OpenAI Codex is an AI coding agent for writing code, reviewing programs, fixing bugs, answering codebase questions, and proposing pull requests from natural language prompts. It can run tasks in isolated environments, execute tests and linters, and work through the app, CLI, IDE, and cloud modes.
What's the difference between ChatGPT and Codex?
ChatGPT is a general conversational AI. Codex is a coding agent inside ChatGPT that can execute code tasks, edit files, run commands, and propose changes in isolated environments.
Is Codex free or paid?
Codex is a paid feature. Access requires a ChatGPT Plus plan at $20 per month, a Pro plan, or direct API usage, and there is no general free tier.
Is Codex free with GPT Plus?
Yes. Codex is included with ChatGPT Plus at $20 per month, with access through the ChatGPT sidebar and support across the CLI, web, IDE extensions, and app.
Is Codex from OpenAI free?
No, not as a standalone product. Open source projects may qualify for 6 months of ChatGPT Pro with Codex through the Codex for Open Source program, plus conditional API credits.
How to access Codex for free?
There is no general free access. Open source maintainers can apply for 6 months of ChatGPT Pro with Codex through the Open Source program.
Is OpenAI Codex discontinued?
No. The original standalone Codex models such as code-davinci-002 were deprecated in March 2023, but Codex continues as a coding agent system and is powered by models such as GPT-5.4 in the current product.

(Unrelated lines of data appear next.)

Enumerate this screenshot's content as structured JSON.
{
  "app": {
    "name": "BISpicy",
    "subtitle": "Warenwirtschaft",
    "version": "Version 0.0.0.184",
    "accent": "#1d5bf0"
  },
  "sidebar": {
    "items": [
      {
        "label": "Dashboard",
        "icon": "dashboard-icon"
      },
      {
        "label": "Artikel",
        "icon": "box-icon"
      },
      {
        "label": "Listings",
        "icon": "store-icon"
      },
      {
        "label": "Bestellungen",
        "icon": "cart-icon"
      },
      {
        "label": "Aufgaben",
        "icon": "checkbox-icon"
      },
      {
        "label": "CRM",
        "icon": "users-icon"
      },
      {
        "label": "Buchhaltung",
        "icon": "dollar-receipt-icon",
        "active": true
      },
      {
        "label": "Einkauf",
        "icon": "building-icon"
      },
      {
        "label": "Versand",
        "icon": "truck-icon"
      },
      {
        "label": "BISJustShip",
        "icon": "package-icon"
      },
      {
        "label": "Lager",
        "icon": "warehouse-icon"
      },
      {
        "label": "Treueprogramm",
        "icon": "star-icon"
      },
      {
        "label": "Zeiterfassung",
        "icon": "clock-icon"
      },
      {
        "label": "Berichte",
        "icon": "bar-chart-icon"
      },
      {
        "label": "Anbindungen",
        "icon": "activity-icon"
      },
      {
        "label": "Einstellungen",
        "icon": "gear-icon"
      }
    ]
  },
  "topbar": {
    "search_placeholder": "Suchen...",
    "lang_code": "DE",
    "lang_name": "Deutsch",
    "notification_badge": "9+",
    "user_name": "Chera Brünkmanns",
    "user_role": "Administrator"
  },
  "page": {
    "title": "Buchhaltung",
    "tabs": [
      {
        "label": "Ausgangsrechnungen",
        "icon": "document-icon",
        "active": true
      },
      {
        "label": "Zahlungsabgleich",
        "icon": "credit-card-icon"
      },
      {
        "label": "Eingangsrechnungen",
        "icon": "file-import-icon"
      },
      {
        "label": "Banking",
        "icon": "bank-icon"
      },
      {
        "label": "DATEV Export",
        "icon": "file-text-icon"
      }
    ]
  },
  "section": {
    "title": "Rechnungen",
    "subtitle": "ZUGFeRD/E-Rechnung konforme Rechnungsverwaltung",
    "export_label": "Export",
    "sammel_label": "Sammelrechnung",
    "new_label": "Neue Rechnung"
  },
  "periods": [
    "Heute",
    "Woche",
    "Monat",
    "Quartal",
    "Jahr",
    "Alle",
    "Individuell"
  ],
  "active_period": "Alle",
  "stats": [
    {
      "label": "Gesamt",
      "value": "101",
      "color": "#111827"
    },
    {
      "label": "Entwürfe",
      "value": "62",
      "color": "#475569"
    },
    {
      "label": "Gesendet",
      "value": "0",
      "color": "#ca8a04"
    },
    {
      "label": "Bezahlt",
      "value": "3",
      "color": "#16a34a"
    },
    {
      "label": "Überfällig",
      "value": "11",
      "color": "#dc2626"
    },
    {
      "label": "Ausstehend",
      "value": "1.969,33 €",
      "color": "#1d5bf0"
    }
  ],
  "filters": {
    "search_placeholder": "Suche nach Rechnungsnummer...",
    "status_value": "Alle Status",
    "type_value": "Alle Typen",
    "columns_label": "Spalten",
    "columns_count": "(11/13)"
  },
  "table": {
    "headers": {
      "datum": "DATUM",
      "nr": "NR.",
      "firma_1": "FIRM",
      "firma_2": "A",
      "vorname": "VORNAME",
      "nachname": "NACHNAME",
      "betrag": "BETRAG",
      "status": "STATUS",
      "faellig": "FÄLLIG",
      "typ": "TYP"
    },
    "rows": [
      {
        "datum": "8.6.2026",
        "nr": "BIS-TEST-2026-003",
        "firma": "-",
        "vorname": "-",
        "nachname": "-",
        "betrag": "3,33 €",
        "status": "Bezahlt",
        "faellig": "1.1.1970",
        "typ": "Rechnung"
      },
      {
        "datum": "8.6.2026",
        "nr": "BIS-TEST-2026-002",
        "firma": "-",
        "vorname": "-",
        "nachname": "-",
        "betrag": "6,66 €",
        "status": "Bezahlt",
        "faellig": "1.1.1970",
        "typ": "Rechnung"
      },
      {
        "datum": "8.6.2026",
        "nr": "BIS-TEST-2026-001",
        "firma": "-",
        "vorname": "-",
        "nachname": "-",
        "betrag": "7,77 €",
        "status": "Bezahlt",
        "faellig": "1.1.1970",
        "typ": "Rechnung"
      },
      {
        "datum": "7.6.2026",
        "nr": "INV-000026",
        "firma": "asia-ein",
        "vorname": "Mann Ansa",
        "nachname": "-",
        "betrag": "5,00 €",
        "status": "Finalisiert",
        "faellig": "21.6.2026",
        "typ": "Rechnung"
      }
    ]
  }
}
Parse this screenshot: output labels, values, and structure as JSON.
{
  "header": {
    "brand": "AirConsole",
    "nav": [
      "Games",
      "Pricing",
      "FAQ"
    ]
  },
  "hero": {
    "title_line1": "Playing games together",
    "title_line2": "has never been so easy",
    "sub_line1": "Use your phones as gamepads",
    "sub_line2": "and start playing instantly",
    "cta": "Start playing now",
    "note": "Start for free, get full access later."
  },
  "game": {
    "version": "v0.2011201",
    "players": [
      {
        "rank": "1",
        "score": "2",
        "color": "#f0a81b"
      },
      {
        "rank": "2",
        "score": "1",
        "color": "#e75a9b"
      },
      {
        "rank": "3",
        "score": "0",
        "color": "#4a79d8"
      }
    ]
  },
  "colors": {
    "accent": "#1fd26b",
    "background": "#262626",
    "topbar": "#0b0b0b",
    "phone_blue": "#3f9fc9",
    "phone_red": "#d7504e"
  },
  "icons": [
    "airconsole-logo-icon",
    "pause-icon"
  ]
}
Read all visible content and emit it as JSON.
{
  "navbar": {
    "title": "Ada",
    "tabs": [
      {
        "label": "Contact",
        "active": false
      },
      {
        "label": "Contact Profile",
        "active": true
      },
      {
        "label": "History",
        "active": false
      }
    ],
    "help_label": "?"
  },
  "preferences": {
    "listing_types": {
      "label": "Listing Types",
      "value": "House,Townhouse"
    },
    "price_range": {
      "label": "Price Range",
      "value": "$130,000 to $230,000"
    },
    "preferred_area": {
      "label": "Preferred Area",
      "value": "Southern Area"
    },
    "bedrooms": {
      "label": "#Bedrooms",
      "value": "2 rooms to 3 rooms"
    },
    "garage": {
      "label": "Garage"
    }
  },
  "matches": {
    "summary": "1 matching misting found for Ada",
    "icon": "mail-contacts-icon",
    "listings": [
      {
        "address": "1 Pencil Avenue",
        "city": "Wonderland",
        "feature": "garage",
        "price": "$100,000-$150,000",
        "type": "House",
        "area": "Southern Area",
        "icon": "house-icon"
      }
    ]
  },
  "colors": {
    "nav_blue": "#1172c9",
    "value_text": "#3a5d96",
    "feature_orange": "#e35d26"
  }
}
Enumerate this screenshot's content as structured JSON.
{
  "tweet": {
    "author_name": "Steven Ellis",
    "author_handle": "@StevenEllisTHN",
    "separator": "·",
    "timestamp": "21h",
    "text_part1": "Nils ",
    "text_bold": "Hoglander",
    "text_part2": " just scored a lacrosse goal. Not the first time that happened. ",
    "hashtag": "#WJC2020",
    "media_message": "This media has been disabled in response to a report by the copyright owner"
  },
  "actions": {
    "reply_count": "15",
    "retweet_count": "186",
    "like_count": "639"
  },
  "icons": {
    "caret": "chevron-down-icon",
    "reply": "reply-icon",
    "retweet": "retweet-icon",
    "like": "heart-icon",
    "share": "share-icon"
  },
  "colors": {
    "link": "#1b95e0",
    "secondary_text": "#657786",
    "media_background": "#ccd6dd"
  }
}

What model does OpenAI Codex use?
Codex uses GPT-5.4 as its default flagship model. Public documentation also notes support for up to 1 million tokens of context for long-horizon planning across files and tasks.
Where can you use OpenAI Codex?
Public documentation lists the app, CLI, IDE, and cloud modes. ChatGPT Plus includes Codex access across the CLI, web, IDE extensions, and app.
What kinds of coding work is OpenAI Codex best for?
Research points to code maintenance, refactoring, testing, and feature scaffolding in large repositories. It is aimed at developers in growth to enterprise teams and works best on scoped, repetitive engineering tasks that still have technical oversight.
Does OpenAI Codex run code in isolated environments?
Yes. Public information says Codex executes tasks in sandboxed or isolated environments and can run commands, tests, and linters as part of its workflow.
Does OpenAI Codex support long context windows?
Yes. Public documentation says GPT-5.4 in Codex supports up to 1 million tokens of context, which helps with work across large codebases and longer task chains.
Is there a free trial for OpenAI Codex?
No free trial is listed in the research data. The getting started information says free trial availability is false.
What do you need to sign up for OpenAI Codex?
The research data says signup requires an email only. Team signup is available, and SSO is not available at signup.